= Rick Kalowski =

Rick Kalowski (born 9 May 1972) is an Australian television and film writer/producer, best known for his work on the high-rating but controversial ABC1 sitcom At Home with Julia. Before becoming a writer, Kalowski spent several years working as a lawyer, including clerking for Justice Mary Gaudron at the High Court of Australia.

Kalowski's first screenplay (written with Andrew Jones) was the political satire The Honourable Wally Norman (2003), directed by Ted Emery (Kath & Kim), produced by Emile Sherman (The King's Speech), and starring Shaun Micallef, Kevin Harrington and H.G. Nelson. The film was opening night selection at the 50th Sydney Film Festival in 2003 and earned Kevin Harrington an Australian Film Institute Awards nomination for Best Actor.

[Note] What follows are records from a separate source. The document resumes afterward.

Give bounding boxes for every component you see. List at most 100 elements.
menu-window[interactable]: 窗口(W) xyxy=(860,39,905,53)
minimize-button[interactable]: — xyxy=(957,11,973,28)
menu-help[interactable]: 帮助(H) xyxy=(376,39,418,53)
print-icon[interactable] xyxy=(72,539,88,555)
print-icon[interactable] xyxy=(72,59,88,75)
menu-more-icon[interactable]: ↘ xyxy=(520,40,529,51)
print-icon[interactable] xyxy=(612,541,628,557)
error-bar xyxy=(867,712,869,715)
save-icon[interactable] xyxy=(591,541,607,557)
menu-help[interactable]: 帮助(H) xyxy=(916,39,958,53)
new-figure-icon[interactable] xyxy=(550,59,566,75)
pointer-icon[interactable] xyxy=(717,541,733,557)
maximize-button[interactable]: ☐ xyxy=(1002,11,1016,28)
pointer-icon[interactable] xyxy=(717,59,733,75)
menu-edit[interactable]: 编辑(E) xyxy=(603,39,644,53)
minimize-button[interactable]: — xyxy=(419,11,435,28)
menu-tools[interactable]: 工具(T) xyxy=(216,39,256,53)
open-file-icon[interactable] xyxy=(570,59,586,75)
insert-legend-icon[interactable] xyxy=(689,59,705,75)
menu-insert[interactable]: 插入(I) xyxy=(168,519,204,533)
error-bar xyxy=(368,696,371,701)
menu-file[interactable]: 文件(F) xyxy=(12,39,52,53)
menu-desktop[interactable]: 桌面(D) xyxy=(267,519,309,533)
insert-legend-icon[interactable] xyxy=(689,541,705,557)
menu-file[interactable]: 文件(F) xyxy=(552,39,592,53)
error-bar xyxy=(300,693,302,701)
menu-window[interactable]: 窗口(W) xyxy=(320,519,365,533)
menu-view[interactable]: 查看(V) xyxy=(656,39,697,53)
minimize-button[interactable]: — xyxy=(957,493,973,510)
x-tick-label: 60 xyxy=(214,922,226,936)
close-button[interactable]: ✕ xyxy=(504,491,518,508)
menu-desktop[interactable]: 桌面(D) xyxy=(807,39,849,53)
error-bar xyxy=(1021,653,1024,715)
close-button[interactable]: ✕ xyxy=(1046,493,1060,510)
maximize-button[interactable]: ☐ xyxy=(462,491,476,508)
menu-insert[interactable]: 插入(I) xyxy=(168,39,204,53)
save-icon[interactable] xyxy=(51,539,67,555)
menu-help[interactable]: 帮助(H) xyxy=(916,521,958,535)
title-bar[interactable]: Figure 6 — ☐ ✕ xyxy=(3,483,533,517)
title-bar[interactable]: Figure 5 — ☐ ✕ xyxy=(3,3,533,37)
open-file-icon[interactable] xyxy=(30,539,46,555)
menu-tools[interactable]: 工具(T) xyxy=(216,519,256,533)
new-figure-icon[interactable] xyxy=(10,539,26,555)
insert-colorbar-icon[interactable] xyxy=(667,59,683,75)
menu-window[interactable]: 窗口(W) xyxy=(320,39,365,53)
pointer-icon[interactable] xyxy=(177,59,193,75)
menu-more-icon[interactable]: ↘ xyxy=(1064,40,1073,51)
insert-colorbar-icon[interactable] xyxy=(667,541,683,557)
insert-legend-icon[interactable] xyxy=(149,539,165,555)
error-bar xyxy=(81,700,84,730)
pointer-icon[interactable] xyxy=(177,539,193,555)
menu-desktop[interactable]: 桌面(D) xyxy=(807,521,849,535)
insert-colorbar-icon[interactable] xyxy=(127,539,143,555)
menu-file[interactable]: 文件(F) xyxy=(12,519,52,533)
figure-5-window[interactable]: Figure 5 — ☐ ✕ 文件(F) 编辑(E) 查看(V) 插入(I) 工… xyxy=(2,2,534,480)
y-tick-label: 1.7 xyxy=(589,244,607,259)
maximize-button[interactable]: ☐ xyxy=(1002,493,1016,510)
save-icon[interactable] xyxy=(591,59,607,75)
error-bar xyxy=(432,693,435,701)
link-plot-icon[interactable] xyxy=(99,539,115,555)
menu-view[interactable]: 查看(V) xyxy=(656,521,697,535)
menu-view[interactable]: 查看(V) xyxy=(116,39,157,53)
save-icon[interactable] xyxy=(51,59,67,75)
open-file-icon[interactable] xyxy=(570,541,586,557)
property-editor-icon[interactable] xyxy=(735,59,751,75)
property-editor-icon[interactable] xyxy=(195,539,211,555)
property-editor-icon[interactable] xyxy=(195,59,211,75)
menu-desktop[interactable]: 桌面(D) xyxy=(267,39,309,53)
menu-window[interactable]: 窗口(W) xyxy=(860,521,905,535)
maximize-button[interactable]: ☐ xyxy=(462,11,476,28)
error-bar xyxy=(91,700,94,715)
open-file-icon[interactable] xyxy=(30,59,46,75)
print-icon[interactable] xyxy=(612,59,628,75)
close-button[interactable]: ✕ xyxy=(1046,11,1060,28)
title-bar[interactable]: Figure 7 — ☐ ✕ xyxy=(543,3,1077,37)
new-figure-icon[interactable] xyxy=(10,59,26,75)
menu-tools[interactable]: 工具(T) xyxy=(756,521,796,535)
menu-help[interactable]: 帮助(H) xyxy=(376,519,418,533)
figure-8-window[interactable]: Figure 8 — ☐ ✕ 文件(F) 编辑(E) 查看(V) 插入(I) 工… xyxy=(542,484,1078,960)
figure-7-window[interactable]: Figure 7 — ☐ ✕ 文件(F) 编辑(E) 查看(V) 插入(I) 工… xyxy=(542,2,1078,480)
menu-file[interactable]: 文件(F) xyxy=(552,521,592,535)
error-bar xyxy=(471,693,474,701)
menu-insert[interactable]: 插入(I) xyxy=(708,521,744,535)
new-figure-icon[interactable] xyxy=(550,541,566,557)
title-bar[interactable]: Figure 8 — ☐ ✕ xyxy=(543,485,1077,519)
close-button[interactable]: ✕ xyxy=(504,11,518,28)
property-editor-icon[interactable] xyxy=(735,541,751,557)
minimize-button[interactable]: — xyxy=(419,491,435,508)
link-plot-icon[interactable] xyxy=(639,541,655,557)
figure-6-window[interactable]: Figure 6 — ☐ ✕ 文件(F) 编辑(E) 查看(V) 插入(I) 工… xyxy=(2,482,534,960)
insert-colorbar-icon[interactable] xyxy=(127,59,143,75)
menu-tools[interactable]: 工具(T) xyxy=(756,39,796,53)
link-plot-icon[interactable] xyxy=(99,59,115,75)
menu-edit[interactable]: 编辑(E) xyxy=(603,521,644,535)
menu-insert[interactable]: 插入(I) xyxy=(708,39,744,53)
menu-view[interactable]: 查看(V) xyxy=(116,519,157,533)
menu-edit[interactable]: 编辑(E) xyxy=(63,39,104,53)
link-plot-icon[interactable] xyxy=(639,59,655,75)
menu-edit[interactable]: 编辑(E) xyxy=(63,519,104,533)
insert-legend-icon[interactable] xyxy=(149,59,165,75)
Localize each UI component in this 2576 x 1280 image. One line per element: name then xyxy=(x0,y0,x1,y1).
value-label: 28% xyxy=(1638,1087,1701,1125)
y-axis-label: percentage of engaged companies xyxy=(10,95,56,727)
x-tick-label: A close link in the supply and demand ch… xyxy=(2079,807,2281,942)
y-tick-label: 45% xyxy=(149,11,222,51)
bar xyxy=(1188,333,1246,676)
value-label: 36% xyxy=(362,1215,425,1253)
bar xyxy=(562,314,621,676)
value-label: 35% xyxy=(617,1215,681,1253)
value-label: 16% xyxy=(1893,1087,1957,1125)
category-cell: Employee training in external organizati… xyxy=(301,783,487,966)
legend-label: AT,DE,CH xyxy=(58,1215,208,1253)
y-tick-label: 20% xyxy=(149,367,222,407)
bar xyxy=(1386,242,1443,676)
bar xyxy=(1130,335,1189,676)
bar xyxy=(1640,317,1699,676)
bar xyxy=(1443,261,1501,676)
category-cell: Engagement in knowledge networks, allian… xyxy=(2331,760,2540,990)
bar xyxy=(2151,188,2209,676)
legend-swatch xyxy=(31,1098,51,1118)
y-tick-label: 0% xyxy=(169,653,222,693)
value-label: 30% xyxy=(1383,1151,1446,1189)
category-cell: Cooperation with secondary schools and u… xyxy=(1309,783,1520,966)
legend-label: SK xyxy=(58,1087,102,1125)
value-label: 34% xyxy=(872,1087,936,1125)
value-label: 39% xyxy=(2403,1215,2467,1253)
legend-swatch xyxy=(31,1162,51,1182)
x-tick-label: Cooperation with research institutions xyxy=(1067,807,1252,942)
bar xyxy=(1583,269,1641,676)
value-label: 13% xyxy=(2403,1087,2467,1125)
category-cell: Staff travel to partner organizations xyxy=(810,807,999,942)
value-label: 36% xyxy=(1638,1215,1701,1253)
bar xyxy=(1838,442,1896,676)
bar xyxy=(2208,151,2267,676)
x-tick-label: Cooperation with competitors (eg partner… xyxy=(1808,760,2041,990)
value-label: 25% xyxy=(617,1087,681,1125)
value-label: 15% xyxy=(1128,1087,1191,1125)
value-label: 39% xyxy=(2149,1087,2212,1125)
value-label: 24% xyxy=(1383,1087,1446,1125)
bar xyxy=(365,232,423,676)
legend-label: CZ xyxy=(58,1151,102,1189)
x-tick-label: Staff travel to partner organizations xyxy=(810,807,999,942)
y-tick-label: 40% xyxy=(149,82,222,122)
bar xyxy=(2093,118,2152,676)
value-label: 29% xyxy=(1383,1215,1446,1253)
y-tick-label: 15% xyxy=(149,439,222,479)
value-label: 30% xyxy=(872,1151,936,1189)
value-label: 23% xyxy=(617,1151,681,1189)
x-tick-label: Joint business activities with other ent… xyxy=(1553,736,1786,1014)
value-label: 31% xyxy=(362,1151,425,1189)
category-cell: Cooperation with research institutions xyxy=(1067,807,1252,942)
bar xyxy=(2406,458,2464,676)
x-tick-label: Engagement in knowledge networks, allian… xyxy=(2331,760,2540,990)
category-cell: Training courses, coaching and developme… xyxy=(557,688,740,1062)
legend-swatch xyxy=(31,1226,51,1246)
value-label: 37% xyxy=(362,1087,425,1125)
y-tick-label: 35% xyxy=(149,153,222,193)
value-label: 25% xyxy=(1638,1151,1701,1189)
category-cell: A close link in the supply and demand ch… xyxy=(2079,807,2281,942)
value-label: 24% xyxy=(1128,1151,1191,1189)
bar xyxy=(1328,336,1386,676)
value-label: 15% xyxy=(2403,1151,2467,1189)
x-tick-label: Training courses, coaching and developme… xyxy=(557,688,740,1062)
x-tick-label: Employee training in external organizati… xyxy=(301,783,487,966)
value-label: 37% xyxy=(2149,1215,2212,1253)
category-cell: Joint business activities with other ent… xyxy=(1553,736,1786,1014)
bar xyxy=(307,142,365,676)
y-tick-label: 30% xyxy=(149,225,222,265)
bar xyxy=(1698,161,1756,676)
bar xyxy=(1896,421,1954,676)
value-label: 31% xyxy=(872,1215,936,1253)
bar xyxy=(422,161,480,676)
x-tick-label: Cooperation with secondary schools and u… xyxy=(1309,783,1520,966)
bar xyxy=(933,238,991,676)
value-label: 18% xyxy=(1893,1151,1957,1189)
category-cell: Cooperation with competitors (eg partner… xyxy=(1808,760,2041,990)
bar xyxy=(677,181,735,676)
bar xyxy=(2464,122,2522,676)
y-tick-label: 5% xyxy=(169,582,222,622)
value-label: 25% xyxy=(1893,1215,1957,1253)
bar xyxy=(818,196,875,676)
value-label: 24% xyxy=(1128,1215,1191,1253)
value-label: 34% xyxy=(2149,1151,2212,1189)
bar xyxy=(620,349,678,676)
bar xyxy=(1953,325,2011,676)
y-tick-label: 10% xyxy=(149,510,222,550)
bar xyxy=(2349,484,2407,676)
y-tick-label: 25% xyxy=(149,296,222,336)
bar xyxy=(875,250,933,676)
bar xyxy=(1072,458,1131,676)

Kalowski's other television credits include head writer and co-creator of the sketch comedy television series Big Bite, a 2003 nominee for Best Comedy Series at the Australian Film Institute Awards starring Chris Lilley and Andrew O'Keefe; and head writer of the Nine Network late-night sketch comedy series Comedy Inc - The Late Shift between 2004 and 2006, nominated for 7 Australian Film Institute Awards including two for Best Comedy Series, the 2006 Logie Award for Most Outstanding Comedy Program, and the 2006 Rose D'Or (Golden Rose of Montreaux) Award for Best International Comedy Series. Kalowski was also co-creator (with David McDonald), head writer, producer of the sketch comedy television series Double Take (2009), noted for its Julia Gillard "Nine to Nine" song parody video that predicted Gillard replacing Prime Minister Kevin Rudd, and which became a highly popular viral internet item when that political event later occurred in August 2010

Kalowski has also developed projects in the United States and the United Kingdom. He won the 2006 AWGIE (Australian Writers' Guild Award) for Best Documentary Script.

In late 2010, Kalowski was appointed Creative Director - Scripted & Light Entertainment at Quail Television, a Sydney-based production company. His first commission in that role was co-creator/co-writer/executive producer of the sitcom At Home with Julia, starring fellow co-creators/co-writers Amanda Bishop and Phil Lloyd, which began airing on ABC1 on 7 September 2011.